Об этом с гордостью упоминает его собственное племя, Бенни-Хуссейни, хриплые на язык, выносливые наездники из народа бедуинов, лишённых чести и жадных до наживы, в среде которых – благодаря отцу, уставшему от бесплодных аравийских песков и жаждущему удовольствий базаров и рыночных площадей – он был воспитан. Почтенная гильдия багдадских воров, в члены которой он когда-то был вовлечён и стал очень уважаемым её деятелем, говорит об этом со смесью благоговения и зависти. Эти рассказы разносятся по чёрным войлочным шатрам кочевников от Мекки до Джидды и дальше; смуглые, сморщенные, как высушенные ягоды, старухи кудахчут, сплетничая о нём, пока варят кофе для утреннего завтрака или покачивают на коленях вздутые молочные бурдюки, пока масло не станет желтым и пенящимся; и на потрескавшихся от солнца губах погонщиков верблюдов, на медовых, лживых губах базарных торговцев и лавочников эти сказки переместились на юг, до самой Сахары, и на север, к стенам серой каменистой Бухары, и на юго-восток, и на северо-восток, к резным драконьим воротам Пекина, к равнинам орхидей и охры, к горам Индостана и на Запад, в приятные, благоухающие сады Марокко, где болтливые белоусые сидельцы комментируют их, перемежая отважные подвиги прошлого клубами голубого дыма своих кальянов.

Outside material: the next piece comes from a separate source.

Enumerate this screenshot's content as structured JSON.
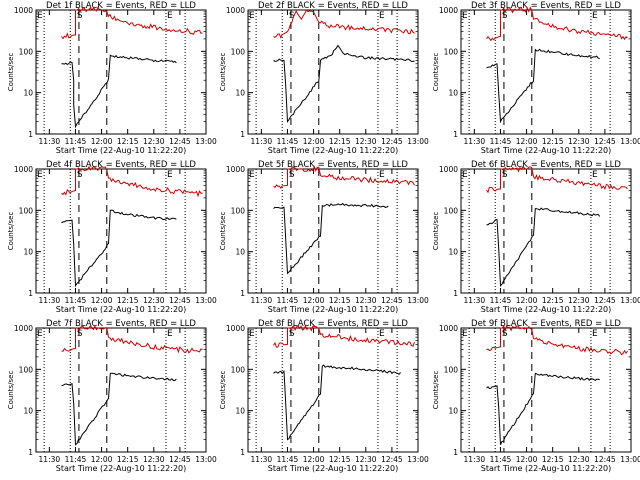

«Ва хьят Улла – да будет жив Бог!» – так начинается их рассказ. – «Этот Ахмед эль-Багдади – какой он смышленый был парень! Олень в беге! Кошка в стенолазании! Извивающаяся змея в ползании! Ястреб в прыжке! Собака в обонянии! Проворный, как заяц! Скрытный, как лиса! Цепкий, как волк! Храбрый, как лев! Силен, как слон во время спаривания!»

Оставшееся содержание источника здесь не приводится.